If you're reading this, congratulations. You have found what is officially the best blog on the web. If you are curious as to who the official is, that would be me. Even though I am officially nothing. I'm not even officially 14. But I AM officially awesome.
The end of the year is almost here. Three days. Three. But I dread the next day. Monday morning is my Geometry Final Exam. I just spent an hour and a half at my best friend Richard's house (who already took the exam) studying my ass off and also eating enough junk to keep all the kids on Africa well fed for the next week. Between the two of us, we demolished a box of donuts, half a bag of Doritos, two ribs, and three quarters of a two liter bottle of Dr. Pepper. Actually, it was knock off Dr.Check from Winn-Dixie. But it's all the same. Geometry makes me hungry. And also depressed.

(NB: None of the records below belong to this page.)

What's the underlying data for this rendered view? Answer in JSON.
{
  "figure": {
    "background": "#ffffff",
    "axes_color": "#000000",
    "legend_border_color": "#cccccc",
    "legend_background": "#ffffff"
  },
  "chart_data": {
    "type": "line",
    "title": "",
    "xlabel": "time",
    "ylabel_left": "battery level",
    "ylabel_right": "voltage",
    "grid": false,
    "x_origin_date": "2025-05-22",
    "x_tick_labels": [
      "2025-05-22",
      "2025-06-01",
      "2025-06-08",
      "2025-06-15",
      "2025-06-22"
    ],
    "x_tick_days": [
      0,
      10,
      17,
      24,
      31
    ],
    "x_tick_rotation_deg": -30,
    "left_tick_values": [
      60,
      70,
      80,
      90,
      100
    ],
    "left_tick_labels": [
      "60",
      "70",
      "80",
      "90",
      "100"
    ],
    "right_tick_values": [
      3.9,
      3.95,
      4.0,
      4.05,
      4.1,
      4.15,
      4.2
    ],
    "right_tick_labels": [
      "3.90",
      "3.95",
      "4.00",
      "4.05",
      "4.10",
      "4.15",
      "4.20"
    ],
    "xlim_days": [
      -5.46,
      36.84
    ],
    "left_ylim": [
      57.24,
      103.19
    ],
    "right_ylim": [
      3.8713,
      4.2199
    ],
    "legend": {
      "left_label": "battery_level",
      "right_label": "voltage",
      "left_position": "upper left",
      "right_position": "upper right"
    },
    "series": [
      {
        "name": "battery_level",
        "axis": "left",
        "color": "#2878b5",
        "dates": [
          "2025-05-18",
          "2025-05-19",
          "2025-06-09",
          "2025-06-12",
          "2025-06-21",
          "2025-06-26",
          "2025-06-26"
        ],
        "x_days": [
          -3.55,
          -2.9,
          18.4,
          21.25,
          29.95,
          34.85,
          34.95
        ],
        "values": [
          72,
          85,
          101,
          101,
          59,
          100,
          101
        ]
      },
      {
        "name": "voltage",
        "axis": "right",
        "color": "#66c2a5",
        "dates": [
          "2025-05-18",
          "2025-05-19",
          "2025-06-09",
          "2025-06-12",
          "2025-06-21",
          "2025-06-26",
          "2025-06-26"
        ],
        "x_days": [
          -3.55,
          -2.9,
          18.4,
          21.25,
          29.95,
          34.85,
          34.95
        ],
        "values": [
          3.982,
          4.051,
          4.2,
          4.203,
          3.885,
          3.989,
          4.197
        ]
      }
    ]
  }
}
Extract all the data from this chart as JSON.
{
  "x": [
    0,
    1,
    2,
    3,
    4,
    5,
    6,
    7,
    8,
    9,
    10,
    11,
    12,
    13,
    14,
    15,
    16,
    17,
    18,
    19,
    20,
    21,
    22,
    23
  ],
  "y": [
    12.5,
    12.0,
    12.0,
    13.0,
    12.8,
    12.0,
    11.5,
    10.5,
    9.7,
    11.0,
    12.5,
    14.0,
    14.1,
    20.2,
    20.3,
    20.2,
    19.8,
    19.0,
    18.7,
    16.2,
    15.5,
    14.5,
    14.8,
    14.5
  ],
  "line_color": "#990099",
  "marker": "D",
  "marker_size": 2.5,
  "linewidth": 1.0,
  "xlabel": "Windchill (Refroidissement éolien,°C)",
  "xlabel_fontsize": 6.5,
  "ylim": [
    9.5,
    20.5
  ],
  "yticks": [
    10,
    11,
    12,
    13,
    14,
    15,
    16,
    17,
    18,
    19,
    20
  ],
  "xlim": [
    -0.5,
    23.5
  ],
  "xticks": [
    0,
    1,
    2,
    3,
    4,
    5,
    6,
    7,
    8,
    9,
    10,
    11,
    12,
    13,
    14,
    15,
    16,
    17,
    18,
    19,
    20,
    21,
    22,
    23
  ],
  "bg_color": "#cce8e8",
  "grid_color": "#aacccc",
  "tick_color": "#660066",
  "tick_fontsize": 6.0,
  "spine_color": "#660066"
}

This entire year, my life has been picked up by a tornado, thrown around, then planted on an edemame farm in Japan. (That is where edemame is from, right?) I mean, I though 7th grade was bad. But eighth grade was just... woah. And I'll hold you on for a 20 dollar bet that high school will be worse.
I think that the only reason I'm currently alive is because of my friends. Sure, sometimes I want to strangle them, but they pulled me thorugh some tough times. I know you'll be reading this in about 10 minutes, Kiki, Alisa, and Jade (If you're actually reading the IM's I'm sending you), and I want to thank you and give you five bajillion hugs for staying up to be the first to wish me a happy birthday.
If you haven't hit eighth grade (or puberty) yet, consider yourself lucky. Not that it isn't fun. It is, except for all the homework (I go to a nerd school), it's just...frustrating...at times. Yeah, that's the word. Also, stressful. If you have, well, you know what I'm talking about. I can do with a break. Speaking of, I have three friends waiting to wish me a happy birthday in thirteen minutes.
Don't screw around with fire. It doesn't end well.